Green University by Vo Trong Nghia Architects

Design by Vo Trong Nghia Architects for a new university campus in Saigon. I certainly find concrete modernism more bearable when it's covered with trees. I wonder, though, what upkeep of this place will be like over time. Will the trees have to be replaced when they get too big and their roots start tearing up the courtyard? But anyway I spent an hour this weekend reading architecture news sites and this was the most attractive building I saw. When is modernism finally going to die?




1 comment:

G. Verloren said...

"When is modernism finally going to die?"

Whenever they manage to come up with something which you like even less, I would imagine.

In all seriousness, though, if anything, I feel "Modernism" is actually slowly evolving in new directions, rather than dying off. Compare early Modernist buildings to some of the newest being built today, and you can find striking differences in both aesthetic choice and practical design.

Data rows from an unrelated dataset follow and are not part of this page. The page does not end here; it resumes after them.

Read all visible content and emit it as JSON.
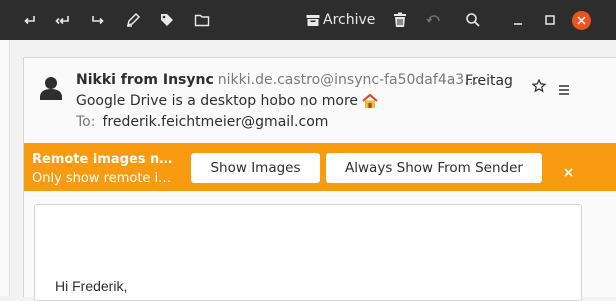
{
  "toolbar": {
    "archive_label": "Archive",
    "icons": [
      "reply-icon",
      "reply-all-icon",
      "forward-icon",
      "pen-icon",
      "tag-icon",
      "folder-icon",
      "archive-icon",
      "trash-icon",
      "undo-icon",
      "search-icon",
      "minimize-icon",
      "maximize-icon",
      "close-icon"
    ]
  },
  "message": {
    "sender_name": "Nikki from Insync",
    "sender_email": "nikki.de.castro@insync-fa50daf4a3…",
    "date": "Freitag",
    "subject": "Google Drive is a desktop hobo no more",
    "to_label": "To:",
    "to_address": "frederik.feichtmeier@gmail.com"
  },
  "banner": {
    "title": "Remote images n…",
    "subtitle": "Only show remote i…",
    "show_images": "Show Images",
    "always_show": "Always Show From Sender",
    "color": "#f99b11"
  },
  "body": {
    "greeting": "Hi Frederik,"
  },
  "colors": {
    "titlebar": "#2d2d2d",
    "close": "#e95420",
    "accent": "#f99b11"
  }
}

Heck - strictly speaking we aren't even talking about truly "Modernist" architecture anymore, but rather "Postmodernist". It's like how Cyberpunk literature and media gave way to Post-Cyberpunk, while in the music world we got things like Post-Rock, Post-Punk, Post-Grunge, and others. It's a continuing offshoot and progression of the original philosophy, with certain identifiable differences, but ultimately the same general roots and direction.

It seems to me that culturally we're tending to have fewer clean breaks with the past - fewer instances of feeling compelled to throw out the old almost entirely and create something completely different from the previous establishment. Changes are accruing more gradually and organically - we're embracing the concepts of syncretism and "remixing" more than we have historically.

Chalk it up to globalism I guess, but overall it seems like the current era is being dominated more and more by flexibility in our identities and philosophies than previously. Sure, there are still plenty of rigidly uncompromising values and beliefs floating around, but I think in general people are more willing to try to adapt and reform thigs rather than tear them down and replace them wholesale.